REPUBLIKA.CO.ID, Pengkajian tentang sufisme tidak dapat didekati, misalnya, dari sudut pandang tunggal, bahwa hal itu adalah suatu sistem mistikal yang dirancang untuk menghasilkan ekstasi dan didasarkan atas konsep-konsep teologis.
Sebagaimana sebuah puisi sufi oleh Omar Khayyam, menyatakan:
Di dalam bilik kecil dan beranda biara,
di dalam biara Kristen dan gereja Yahudi,
Di sini orang merasa takut akan neraka,
lainnya bermimpi tentang surga.
Tetapi ia yang tahu rahasia-rahasia kebenaran dari Tuhannya
Tidak menanam benih-benih seperti itu di dalam hatinya.
Tampaknya tidak mungkin bahwa banyak kemajuan terhadap pengertian yang tersebar luas tentang gagasan-gagasan sufi akan terjadi hingga lebih banyak para sarjana membantu diri mereka sendiri terhadap metode-metode interpretatif tentang sufi.
Jika tidak demikian, mereka akan melanjutkan upaya yang sia-sia tentang fenomena kedua. Sebaliknya, hal ini menambah satu problem khusus untuk sufi itu sendiri.

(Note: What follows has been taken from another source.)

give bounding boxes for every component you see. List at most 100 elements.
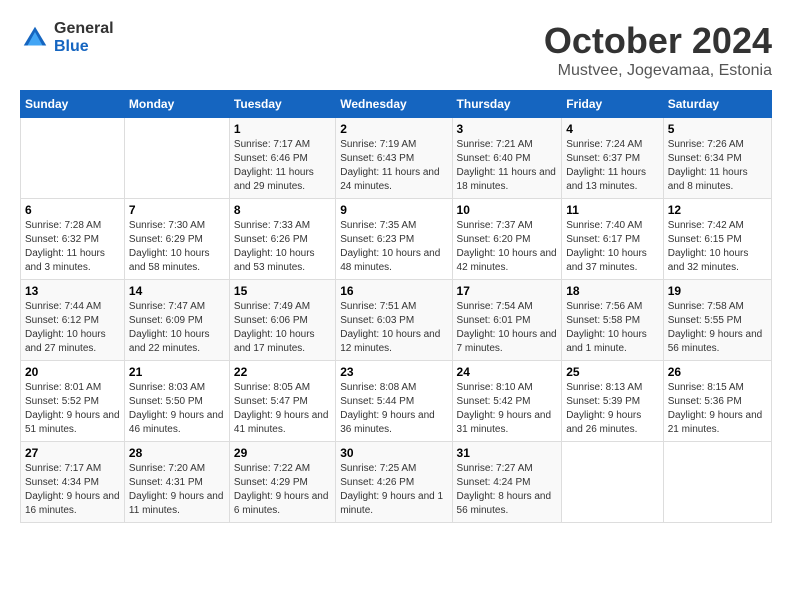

Sebagaimana kata Ibnu Arabi, "Sufi harus berbuat dan berbicara dalam suatu cara yang menggunakan pertimbangan pengertian, batas-batas, dan prasangka-prasangka yang secara dominan menyelimuti pendengarnya."
Belajar yang benar tentang gagasan-gagasan sufi tergantung atas penyediaan dan penggunaan yang benar dari literatur dan juga hubungan dengan pelatih atau pembimbing sufi.

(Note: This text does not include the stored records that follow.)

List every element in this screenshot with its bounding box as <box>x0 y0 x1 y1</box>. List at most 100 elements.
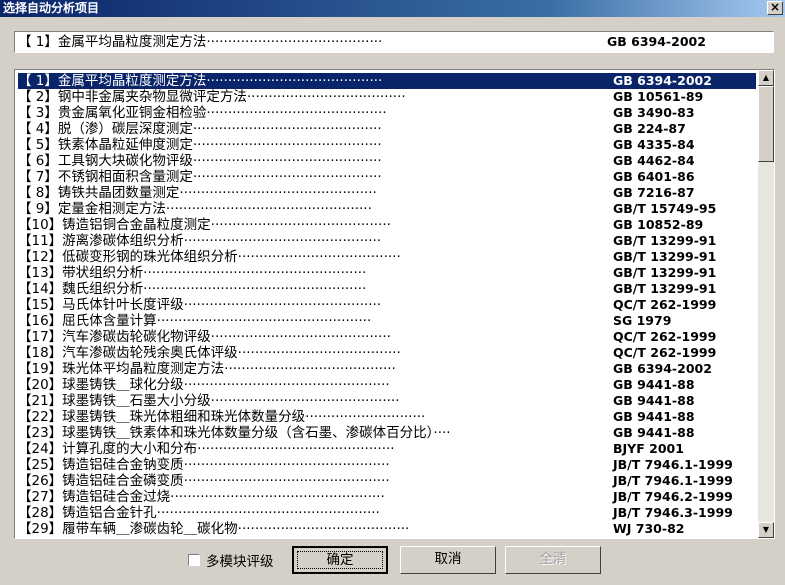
list-item-label: 【 6】工具钢大块碳化物评级··························… <box>18 153 382 169</box>
list-item-label: 【16】屈氏体含量计算·····························… <box>18 313 372 329</box>
list-item[interactable]: 【11】游离渗碳体组织分析···························… <box>18 233 760 249</box>
list-item-standard: GB 6394-2002 <box>613 73 712 88</box>
list-item-label: 【29】履带车辆＿渗碳齿轮＿碳化物·······················… <box>18 521 410 537</box>
list-item-standard: GB 9441-88 <box>613 377 695 392</box>
list-item-label: 【 2】钢中非金属夹杂物显微评定方法······················… <box>18 89 406 105</box>
multi-module-option[interactable]: 多模块评级 <box>188 551 274 570</box>
list-item[interactable]: 【 4】脱（渗）碳层深度测定··························… <box>18 121 760 137</box>
list-item[interactable]: 【 6】工具钢大块碳化物评级··························… <box>18 153 760 169</box>
list-item[interactable]: 【28】铸造铝合金针孔·····························… <box>18 505 760 521</box>
scroll-up-button[interactable]: ▲ <box>758 70 774 86</box>
confirm-button[interactable]: 确定 <box>292 546 388 574</box>
window-title: 选择自动分析项目 <box>3 1 100 15</box>
list-item-label: 【25】铸造铝硅合金钠变质···························… <box>18 457 390 473</box>
list-item-standard: GB 3490-83 <box>613 105 695 120</box>
list-item[interactable]: 【16】屈氏体含量计算·····························… <box>18 313 760 329</box>
list-item-standard: QC/T 262-1999 <box>613 345 717 360</box>
list-item-standard: JB/T 7946.3-1999 <box>613 505 733 520</box>
selected-item-label: 【 1】金属平均晶粒度测定方法·························… <box>18 34 383 50</box>
list-item-standard: GB/T 15749-95 <box>613 201 717 216</box>
list-item-label: 【19】珠光体平均晶粒度测定方法························… <box>18 361 396 377</box>
list-item[interactable]: 【26】铸造铝硅合金磷变质···························… <box>18 473 760 489</box>
list-item-label: 【14】魏氏组织分析······························… <box>18 281 367 297</box>
list-item-standard: GB 9441-88 <box>613 409 695 424</box>
list-item-standard: JB/T 7946.1-1999 <box>613 457 733 472</box>
scroll-down-button[interactable]: ▼ <box>758 522 774 538</box>
list-item[interactable]: 【20】球墨铸铁＿球化分级···························… <box>18 377 760 393</box>
list-item[interactable]: 【21】球墨铸铁＿石墨大小分级·························… <box>18 393 760 409</box>
list-item-standard: WJ 730-82 <box>613 521 685 536</box>
list-item-standard: GB 224-87 <box>613 121 686 136</box>
list-item[interactable]: 【 8】铸铁共晶团数量测定···························… <box>18 185 760 201</box>
list-item[interactable]: 【 7】不锈钢相面积含量测定··························… <box>18 169 760 185</box>
list-item[interactable]: 【15】马氏体针叶长度评级···························… <box>18 297 760 313</box>
selected-item-standard: GB 6394-2002 <box>607 34 706 49</box>
list-item-standard: GB/T 13299-91 <box>613 265 717 280</box>
list-item-standard: GB 6394-2002 <box>613 361 712 376</box>
list-item-standard: SG 1979 <box>613 313 672 328</box>
list-item-standard: GB 4462-84 <box>613 153 695 168</box>
list-item[interactable]: 【 3】贵金属氧化亚铜金相检验·························… <box>18 105 760 121</box>
vertical-scrollbar[interactable]: ▲ ▼ <box>758 70 774 538</box>
list-item-label: 【 3】贵金属氧化亚铜金相检验·························… <box>18 105 387 121</box>
list-item-label: 【 1】金属平均晶粒度测定方法·························… <box>18 73 383 89</box>
list-item-label: 【22】球墨铸铁＿珠光体粗细和珠光体数量分级··················… <box>18 409 426 425</box>
list-item-label: 【28】铸造铝合金针孔·····························… <box>18 505 380 521</box>
list-item-label: 【27】铸造铝硅合金过烧····························… <box>18 489 385 505</box>
list-item[interactable]: 【 2】钢中非金属夹杂物显微评定方法······················… <box>18 89 760 105</box>
list-item-label: 【18】汽车渗碳齿轮残余奥氏体评级·······················… <box>18 345 401 361</box>
list-item[interactable]: 【24】计算孔度的大小和分布··························… <box>18 441 760 457</box>
multi-module-checkbox[interactable] <box>188 554 200 566</box>
list-item[interactable]: 【 1】金属平均晶粒度测定方法·························… <box>18 73 756 89</box>
list-item[interactable]: 【29】履带车辆＿渗碳齿轮＿碳化物·······················… <box>18 521 760 537</box>
list-item-label: 【24】计算孔度的大小和分布··························… <box>18 441 395 457</box>
list-item-label: 【17】汽车渗碳齿轮碳化物评级·························… <box>18 329 391 345</box>
multi-module-label: 多模块评级 <box>206 554 274 570</box>
list-item-label: 【 7】不锈钢相面积含量测定··························… <box>18 169 382 185</box>
analysis-item-list[interactable]: 【 1】金属平均晶粒度测定方法·························… <box>14 69 775 539</box>
close-button[interactable]: × <box>767 1 783 15</box>
list-item-standard: GB 9441-88 <box>613 393 695 408</box>
list-item-label: 【 8】铸铁共晶团数量测定···························… <box>18 185 377 201</box>
list-item[interactable]: 【12】低碳变形钢的珠光体组织分析·······················… <box>18 249 760 265</box>
title-bar: 选择自动分析项目 × <box>0 0 785 17</box>
list-item[interactable]: 【18】汽车渗碳齿轮残余奥氏体评级·······················… <box>18 345 760 361</box>
list-item-standard: GB 7216-87 <box>613 185 695 200</box>
clear-all-button[interactable]: 全清 <box>505 546 601 574</box>
list-rows: 【 1】金属平均晶粒度测定方法·························… <box>15 73 757 537</box>
list-item-label: 【 5】铁素体晶粒延伸度测定··························… <box>18 137 382 153</box>
list-item-standard: GB 10561-89 <box>613 89 704 104</box>
list-item-label: 【 4】脱（渗）碳层深度测定··························… <box>18 121 382 137</box>
list-item-standard: QC/T 262-1999 <box>613 297 717 312</box>
list-item-label: 【26】铸造铝硅合金磷变质···························… <box>18 473 390 489</box>
list-item[interactable]: 【10】铸造铝铜合金晶粒度测定·························… <box>18 217 760 233</box>
list-item-label: 【20】球墨铸铁＿球化分级···························… <box>18 377 390 393</box>
list-item[interactable]: 【14】魏氏组织分析······························… <box>18 281 760 297</box>
list-item[interactable]: 【 9】定量金相测定方法····························… <box>18 201 760 217</box>
list-item-label: 【10】铸造铝铜合金晶粒度测定·························… <box>18 217 391 233</box>
list-item-label: 【12】低碳变形钢的珠光体组织分析·······················… <box>18 249 401 265</box>
list-item-standard: GB 6401-86 <box>613 169 695 184</box>
list-item-standard: BJYF 2001 <box>613 441 684 456</box>
list-item[interactable]: 【27】铸造铝硅合金过烧····························… <box>18 489 760 505</box>
list-item[interactable]: 【17】汽车渗碳齿轮碳化物评级·························… <box>18 329 760 345</box>
list-item[interactable]: 【 5】铁素体晶粒延伸度测定··························… <box>18 137 760 153</box>
list-item-standard: JB/T 7946.1-1999 <box>613 473 733 488</box>
list-item-standard: GB/T 13299-91 <box>613 249 717 264</box>
list-item-label: 【13】带状组织分析······························… <box>18 265 367 281</box>
list-item[interactable]: 【22】球墨铸铁＿珠光体粗细和珠光体数量分级··················… <box>18 409 760 425</box>
list-item-standard: GB 4335-84 <box>613 137 695 152</box>
list-item-label: 【15】马氏体针叶长度评级···························… <box>18 297 382 313</box>
list-item[interactable]: 【19】珠光体平均晶粒度测定方法························… <box>18 361 760 377</box>
list-item-label: 【23】球墨铸铁＿铁素体和珠光体数量分级（含石墨、渗碳体百分比）···· <box>18 425 451 441</box>
selected-item-field[interactable]: 【 1】金属平均晶粒度测定方法·························… <box>14 31 774 53</box>
list-item[interactable]: 【25】铸造铝硅合金钠变质···························… <box>18 457 760 473</box>
list-item[interactable]: 【23】球墨铸铁＿铁素体和珠光体数量分级（含石墨、渗碳体百分比）···· GB 9… <box>18 425 760 441</box>
scrollbar-thumb[interactable] <box>758 86 774 162</box>
cancel-button[interactable]: 取消 <box>400 546 496 574</box>
list-item-standard: QC/T 262-1999 <box>613 329 717 344</box>
list-item-standard: GB 9441-88 <box>613 425 695 440</box>
list-item-standard: GB 10852-89 <box>613 217 704 232</box>
list-item-label: 【11】游离渗碳体组织分析···························… <box>18 233 382 249</box>
list-item[interactable]: 【13】带状组织分析······························… <box>18 265 760 281</box>
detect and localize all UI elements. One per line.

Sebagaimana tersedianya literatur, waktu mungkin mendapatkan hak tersebut dalam pelajaran biasa terhadap peristiwa-peristiwa, meski dua pengalaman tersisa menunjukkan bahwa kehilangan, lagi-lagi, mungkin menjadi serius.
Satu diantara buku-buku saya telah dikritik oleh seorang skolastik yang ulung dan ahli sufisme di Timur Tengah atas alasan atau dasar bahwa pelawak (the Joker) Mullah Nashruddin bukan tokoh atau figur instruksi sufi.
Dia tidak tahu pada waktu itu dan mungkin tetap tidak tahu, bahwa pada saat itu seorang murid Eropa telah benar-benar tinggal dalam suatu komunitas darwis di Pakistan yang menggunakan Mullah Nashruddin dan tidak ada lainnya sebagai materi pelajaran.